La victoire de l'éthique protestante en France, roman. 26ème épisode. Tous les épisodes précédents sont à disposition, libres d'accès. Suite et fin du chapitre VI de la troisième partie (La vérité).

Elle posta sa voiture sur le petit parking éclairé d'un seul réverbère vers 23 heures, sans se demander si Luc viendrait et comment elle affronterait son visage pénétré d'obscurités, visage amaigri et allongé ne conservant que l'essentiel à l'intérieur, le matériau de survie, les peurs primitives, les pulsions agressives, la sexualité du sauvage. Un visage émacié, un Gréco martyr non en sainteté mais en supplicié démoniaque. Elle n'alla pas non plus jusqu'à se demander comment elle pourrait lui annoncer que la police le convoquerait sans dérouler et provoquer les remous de la tempête. L'instinct seul l'avait conduite sous cette lumière anémiée d'espérance et d'amour tel le chien battu suivant malgré tout fidèlement la trace de son maître pour qui il sentait un danger. A nouveau, elle envoya un message à Luc, son sang impatient et prêt à se déverser dans l'épaisseur nocturne de cette nuit moite où les souvenirs séchés revenaient visqueux, en petites flaques suspectes et fantomales sur un bitume qui le jour, fondrait et incorporerait la crasse nocturne à sa matière. Et les vivants rouleraient dessus, se rendraient chez le médecin du village dont le cabinet se situait en face de la voiture de Reine, avec leurs maux en bandoulière, en toute indifférence, en toute innocence, ignorant les cris, les larmes, le sang séché et les ossements à qui ils doivent leur vie, et même leur santé tout malades qu'ils sont. C'est ainsi que la vie est la vie ; c'est en enterrant le passé et les morts que la terre s'épaissit, forme un socle stable que les vivants piétinent et maculent de leur règne, que la vie est, qu'elle est par le sacrilège, la souillure perpétuelle de ce qui la rend possible.

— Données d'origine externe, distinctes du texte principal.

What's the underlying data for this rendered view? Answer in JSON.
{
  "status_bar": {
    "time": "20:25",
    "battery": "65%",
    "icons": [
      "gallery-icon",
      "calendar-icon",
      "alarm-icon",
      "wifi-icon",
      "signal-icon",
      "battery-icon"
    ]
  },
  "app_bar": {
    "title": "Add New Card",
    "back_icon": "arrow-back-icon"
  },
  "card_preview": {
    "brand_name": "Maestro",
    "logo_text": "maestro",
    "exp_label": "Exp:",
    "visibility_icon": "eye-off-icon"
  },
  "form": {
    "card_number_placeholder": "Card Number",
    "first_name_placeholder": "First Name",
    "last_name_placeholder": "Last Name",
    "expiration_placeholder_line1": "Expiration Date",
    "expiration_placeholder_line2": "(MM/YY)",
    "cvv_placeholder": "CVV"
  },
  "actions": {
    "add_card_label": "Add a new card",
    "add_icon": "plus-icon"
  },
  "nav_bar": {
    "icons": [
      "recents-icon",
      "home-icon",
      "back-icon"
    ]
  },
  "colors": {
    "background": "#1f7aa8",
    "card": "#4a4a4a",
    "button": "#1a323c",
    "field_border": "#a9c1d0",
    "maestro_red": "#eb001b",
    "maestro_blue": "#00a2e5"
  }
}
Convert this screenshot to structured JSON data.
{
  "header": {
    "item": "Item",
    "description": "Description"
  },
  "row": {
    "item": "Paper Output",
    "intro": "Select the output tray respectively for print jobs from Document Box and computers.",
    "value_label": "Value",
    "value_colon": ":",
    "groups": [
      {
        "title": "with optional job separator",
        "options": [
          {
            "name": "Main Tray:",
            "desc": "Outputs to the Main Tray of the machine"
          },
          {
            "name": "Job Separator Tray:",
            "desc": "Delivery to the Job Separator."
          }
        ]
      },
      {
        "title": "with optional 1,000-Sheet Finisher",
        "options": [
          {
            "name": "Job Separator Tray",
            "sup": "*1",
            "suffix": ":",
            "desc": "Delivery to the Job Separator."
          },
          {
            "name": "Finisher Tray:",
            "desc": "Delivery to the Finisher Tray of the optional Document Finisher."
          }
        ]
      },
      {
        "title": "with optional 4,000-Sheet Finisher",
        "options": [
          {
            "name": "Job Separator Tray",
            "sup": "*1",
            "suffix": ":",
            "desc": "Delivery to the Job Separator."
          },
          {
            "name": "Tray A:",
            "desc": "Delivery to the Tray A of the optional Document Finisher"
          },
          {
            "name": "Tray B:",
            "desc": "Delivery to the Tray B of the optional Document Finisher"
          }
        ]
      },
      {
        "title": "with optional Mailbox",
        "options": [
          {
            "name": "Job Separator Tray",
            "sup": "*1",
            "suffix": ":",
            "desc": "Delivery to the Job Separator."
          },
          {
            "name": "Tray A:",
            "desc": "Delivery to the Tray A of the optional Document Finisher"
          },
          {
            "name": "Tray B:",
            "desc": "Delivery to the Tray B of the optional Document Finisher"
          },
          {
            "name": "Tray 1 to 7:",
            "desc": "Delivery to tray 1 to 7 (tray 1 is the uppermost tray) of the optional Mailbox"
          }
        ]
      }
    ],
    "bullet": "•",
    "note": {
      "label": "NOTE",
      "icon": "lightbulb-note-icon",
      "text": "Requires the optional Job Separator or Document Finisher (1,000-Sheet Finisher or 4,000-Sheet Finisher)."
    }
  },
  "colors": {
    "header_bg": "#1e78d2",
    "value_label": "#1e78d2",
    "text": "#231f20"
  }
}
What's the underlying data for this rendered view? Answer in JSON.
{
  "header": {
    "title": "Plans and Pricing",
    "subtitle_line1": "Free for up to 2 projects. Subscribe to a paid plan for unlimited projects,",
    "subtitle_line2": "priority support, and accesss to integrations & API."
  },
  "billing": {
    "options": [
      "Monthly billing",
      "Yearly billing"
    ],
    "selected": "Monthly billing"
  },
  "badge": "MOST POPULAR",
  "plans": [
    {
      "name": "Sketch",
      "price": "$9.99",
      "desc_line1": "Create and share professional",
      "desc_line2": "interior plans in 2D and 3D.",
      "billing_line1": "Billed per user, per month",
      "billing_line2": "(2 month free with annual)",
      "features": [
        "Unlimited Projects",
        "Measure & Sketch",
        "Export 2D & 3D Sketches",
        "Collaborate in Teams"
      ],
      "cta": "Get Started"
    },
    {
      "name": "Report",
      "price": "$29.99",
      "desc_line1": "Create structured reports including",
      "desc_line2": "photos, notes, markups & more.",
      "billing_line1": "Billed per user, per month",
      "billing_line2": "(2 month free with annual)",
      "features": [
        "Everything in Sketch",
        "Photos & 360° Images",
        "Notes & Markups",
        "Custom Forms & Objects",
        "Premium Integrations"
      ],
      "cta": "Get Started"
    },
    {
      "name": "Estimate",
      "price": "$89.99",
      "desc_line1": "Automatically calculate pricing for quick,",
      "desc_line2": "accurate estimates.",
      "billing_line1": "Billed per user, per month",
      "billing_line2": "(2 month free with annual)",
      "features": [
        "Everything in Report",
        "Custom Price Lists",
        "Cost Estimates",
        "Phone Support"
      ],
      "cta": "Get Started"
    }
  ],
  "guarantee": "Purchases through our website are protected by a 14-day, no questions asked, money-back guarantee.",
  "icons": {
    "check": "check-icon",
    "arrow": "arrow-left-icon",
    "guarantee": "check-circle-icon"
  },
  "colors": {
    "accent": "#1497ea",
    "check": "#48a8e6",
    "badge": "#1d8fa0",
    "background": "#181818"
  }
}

Elle n'eut pas le temps d'envoyer son second message qu'elle le vit arriver de sa démarche énervée, du fond de la nuit, comme si sa silhouette se détachait de cette atmosphère opaque aplanissant la vision en deux dimensions de laquelle un sculpteur invisible aurait modelé le relief. Il avait les cheveux coupés à ras, dernier stade avant la calvitie complète, et ses yeux n'avaient jamais paru aussi sombres. Reine commençait à réaliser qu'elle n'avait pas assez réfléchi avant de venir et de se trouver devant cette image de damné : de plus en plus, il s'apparentait à une forme de vie méchante, à une sorte d'insecte. Le voir jetait, à chaque fois, un trouble angoissé lié à la sensation prégnante qu'il incarnait une hypostase du mal. 

Elle sortit de la voiture et d'un oeil de rapace, il saisit le mouvement de celle qui désormais, s'il avait été un de ces grands prédateurs nocturnes, pouvait bien être la prise qu'il offrirait à ses appétits. Reine eut peur, comme jamais devant Luc. Cet homme l'effrayait, et surtout, elle s'effrayait devant lui, s'effrayait d'y être encore, d'avoir été happée par sa maladive curiosité, ce besoin de vérifier chaque fois ô combien s'étaient étendus le mal et le sacrifice qu'elle était prête à lui concéder, non par loyauté mais par fascination, par amour du dégoût qu'il lui inspirait et qui dans un coin de son âme brillait aussi pur qu'un diamant dans la poussière d'une mine aux galeries creusées profondément dans la terre. Leur sang mêlé coulait dans celui de ses enfants et ce mélange cognait dans sa tête des sons inextricables de haine et d'amour.

"Bien, alors tu t'es décidée à me parler ?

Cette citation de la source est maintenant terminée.